Reminds me of when Reddit posted their year end roundup https://web.archive.org/web/20140409152507/http://www.reddit... and revealed their “most addicted city” to be the home of Eglin Air Force Base, host of a lot of military cyber operations. They edited the article shortly afterward to remove this inconvenient statistic
Relevant: “Containment Control for a Social Network with State-Dependent Connectivity” (2014), Air Force Research Laboratory, Eglin AFB: https://arxiv.org/pdf/1402.5644.pdf
I'm not saying those trends charts demonstrate anything, just that commercial human astro-turfers or bot networks are no less of a thing than intelligence ones and it wouldn't really be a conspiracy theory to think McDonalds or any other company, trade association, lobbyist, PR firm etc, is operating a lot of social media accounts that could theoretically show up on a report like that if they were doing a lot of it from a specific place.
You would think such people would be competent enough to proxy their operations through at least a layers of compromised devices, or Tor, or VPNs, or at least something other than their own IP addresses.
OP has just completely pulled this analysis out of their ass. They aren’t all constantly running g cyber operations on Reddit, that bears zero resemblance to what cyber operations look like in real life including the point that you raised.
Daily reminder (for myself especially) to engage as little with social media (reading/commenting) as possible. It's a huge waste of time anyways not like I don't have better things to do.
This is a special addiction because most of us are community starved. Formative years were spent realizing we could form digital communities, then right when they were starting to become healthy and pay us back, they got hijacked by parasites.
These parasites have always dreamed of directly controlling our communities, and it got handed to them on a silver platter.
Corporate, monetized community centers with direct access to our mindshare, full ability to censor and manipulate, and direct access to our community-centric neurons. It is a dream come true for these slavers which evoke a host of expletives in my mind.
Human beings are addicted to community social interaction. It is normally a healthy addiction. It is not any longer in service of us.

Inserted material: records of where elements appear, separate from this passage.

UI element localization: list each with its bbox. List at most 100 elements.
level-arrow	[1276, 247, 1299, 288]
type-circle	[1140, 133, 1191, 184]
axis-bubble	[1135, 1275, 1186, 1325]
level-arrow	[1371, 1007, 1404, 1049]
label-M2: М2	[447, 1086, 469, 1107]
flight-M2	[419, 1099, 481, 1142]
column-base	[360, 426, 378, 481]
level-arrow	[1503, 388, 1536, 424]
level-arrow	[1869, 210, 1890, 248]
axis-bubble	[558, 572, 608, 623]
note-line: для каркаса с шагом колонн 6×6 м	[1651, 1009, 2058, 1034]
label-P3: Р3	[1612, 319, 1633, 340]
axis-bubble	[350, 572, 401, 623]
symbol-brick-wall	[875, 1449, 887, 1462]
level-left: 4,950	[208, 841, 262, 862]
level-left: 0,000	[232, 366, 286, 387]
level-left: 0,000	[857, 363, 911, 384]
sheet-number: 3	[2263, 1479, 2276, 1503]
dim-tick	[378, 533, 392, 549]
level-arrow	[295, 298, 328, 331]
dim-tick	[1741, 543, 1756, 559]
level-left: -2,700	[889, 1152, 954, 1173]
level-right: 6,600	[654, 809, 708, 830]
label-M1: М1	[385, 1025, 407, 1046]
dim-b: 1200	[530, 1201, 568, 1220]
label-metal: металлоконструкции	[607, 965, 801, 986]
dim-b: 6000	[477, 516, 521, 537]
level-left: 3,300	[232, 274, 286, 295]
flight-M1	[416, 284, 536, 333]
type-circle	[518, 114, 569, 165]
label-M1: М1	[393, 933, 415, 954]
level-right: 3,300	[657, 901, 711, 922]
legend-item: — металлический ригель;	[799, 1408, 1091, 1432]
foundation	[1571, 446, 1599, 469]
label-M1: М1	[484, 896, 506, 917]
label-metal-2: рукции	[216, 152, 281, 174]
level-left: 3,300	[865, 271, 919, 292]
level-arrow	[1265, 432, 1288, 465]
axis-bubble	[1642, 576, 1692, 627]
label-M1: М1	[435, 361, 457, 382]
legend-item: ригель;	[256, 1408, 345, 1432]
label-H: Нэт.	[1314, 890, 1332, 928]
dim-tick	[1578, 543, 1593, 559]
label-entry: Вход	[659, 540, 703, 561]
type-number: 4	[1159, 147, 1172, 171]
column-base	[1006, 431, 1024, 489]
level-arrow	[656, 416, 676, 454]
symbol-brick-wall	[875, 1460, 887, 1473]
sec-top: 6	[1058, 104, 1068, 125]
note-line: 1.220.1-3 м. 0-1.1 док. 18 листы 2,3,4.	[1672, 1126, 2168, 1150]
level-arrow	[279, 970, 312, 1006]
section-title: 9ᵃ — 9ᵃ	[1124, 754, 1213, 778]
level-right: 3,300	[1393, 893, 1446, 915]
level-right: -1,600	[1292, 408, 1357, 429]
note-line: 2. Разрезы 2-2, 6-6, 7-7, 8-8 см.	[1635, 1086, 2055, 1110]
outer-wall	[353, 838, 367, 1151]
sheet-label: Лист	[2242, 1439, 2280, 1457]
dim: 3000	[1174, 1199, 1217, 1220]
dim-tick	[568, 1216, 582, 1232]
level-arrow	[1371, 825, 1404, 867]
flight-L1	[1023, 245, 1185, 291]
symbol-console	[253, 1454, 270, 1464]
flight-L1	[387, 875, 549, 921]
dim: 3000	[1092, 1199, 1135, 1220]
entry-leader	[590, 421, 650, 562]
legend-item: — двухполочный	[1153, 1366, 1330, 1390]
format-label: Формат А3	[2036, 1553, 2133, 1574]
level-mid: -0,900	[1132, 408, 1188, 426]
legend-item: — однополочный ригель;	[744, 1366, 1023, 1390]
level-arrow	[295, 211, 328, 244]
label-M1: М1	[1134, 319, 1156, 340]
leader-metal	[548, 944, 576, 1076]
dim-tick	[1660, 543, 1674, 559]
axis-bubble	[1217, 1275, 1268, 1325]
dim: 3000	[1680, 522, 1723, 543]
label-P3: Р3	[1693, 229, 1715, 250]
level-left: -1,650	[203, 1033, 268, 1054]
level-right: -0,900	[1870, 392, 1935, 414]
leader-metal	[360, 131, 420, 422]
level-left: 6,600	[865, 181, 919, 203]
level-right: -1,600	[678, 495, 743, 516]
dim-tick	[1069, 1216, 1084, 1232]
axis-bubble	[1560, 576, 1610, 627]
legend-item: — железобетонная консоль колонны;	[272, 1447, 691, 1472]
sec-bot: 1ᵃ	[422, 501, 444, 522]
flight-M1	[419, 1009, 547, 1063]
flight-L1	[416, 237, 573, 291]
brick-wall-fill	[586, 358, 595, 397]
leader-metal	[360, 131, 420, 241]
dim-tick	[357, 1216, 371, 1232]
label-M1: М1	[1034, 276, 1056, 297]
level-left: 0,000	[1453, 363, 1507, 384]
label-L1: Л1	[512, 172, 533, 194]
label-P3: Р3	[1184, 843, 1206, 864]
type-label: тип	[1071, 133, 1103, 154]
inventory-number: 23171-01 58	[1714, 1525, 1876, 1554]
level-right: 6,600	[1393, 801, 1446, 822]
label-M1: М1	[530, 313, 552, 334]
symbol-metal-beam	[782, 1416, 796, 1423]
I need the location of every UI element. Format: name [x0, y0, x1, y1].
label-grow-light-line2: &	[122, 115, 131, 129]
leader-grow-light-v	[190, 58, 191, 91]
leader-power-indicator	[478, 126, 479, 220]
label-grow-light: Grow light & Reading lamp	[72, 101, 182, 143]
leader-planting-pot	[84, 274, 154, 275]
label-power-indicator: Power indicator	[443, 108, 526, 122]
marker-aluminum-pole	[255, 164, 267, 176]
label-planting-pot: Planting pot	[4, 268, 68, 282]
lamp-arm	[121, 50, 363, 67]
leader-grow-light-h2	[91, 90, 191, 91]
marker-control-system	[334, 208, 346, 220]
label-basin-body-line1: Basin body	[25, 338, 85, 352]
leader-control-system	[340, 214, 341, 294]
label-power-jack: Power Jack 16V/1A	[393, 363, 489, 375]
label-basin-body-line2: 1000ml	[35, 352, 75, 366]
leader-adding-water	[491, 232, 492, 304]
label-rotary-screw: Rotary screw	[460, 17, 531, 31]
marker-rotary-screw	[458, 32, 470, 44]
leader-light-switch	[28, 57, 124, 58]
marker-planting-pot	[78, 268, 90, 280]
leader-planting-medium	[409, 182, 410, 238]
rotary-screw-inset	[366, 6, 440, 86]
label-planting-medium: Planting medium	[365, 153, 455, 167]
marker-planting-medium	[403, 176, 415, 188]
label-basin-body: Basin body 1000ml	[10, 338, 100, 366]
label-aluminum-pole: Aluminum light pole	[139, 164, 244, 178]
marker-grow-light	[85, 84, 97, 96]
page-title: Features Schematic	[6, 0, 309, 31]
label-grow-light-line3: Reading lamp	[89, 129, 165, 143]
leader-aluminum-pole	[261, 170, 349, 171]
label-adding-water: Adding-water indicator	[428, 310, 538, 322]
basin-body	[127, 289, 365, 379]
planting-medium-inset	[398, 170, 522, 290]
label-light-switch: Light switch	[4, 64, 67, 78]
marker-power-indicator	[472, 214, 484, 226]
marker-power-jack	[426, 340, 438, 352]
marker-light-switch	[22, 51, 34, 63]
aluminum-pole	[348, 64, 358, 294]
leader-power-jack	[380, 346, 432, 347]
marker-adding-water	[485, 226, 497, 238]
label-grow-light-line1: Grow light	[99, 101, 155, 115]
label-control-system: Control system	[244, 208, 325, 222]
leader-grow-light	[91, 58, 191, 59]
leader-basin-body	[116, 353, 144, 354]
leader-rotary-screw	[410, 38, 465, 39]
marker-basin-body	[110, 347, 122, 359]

The short term solution: reduce reliance on and consumption of corporate captured social media
The long term solution: rebuild local communities, invest time in p2p technology that outperforms centralized tech
When I say "p2p" I do not mean what is currently available. Matrix, federated services, etc are not it. I am talking about going beyond even Apple in usability, and beyond BitTorrent in decentralization. I am talking about a meta-substrate so compelling to developers and so effortless to users that it makes the old ways appear archaic in their use. That is the long term vision.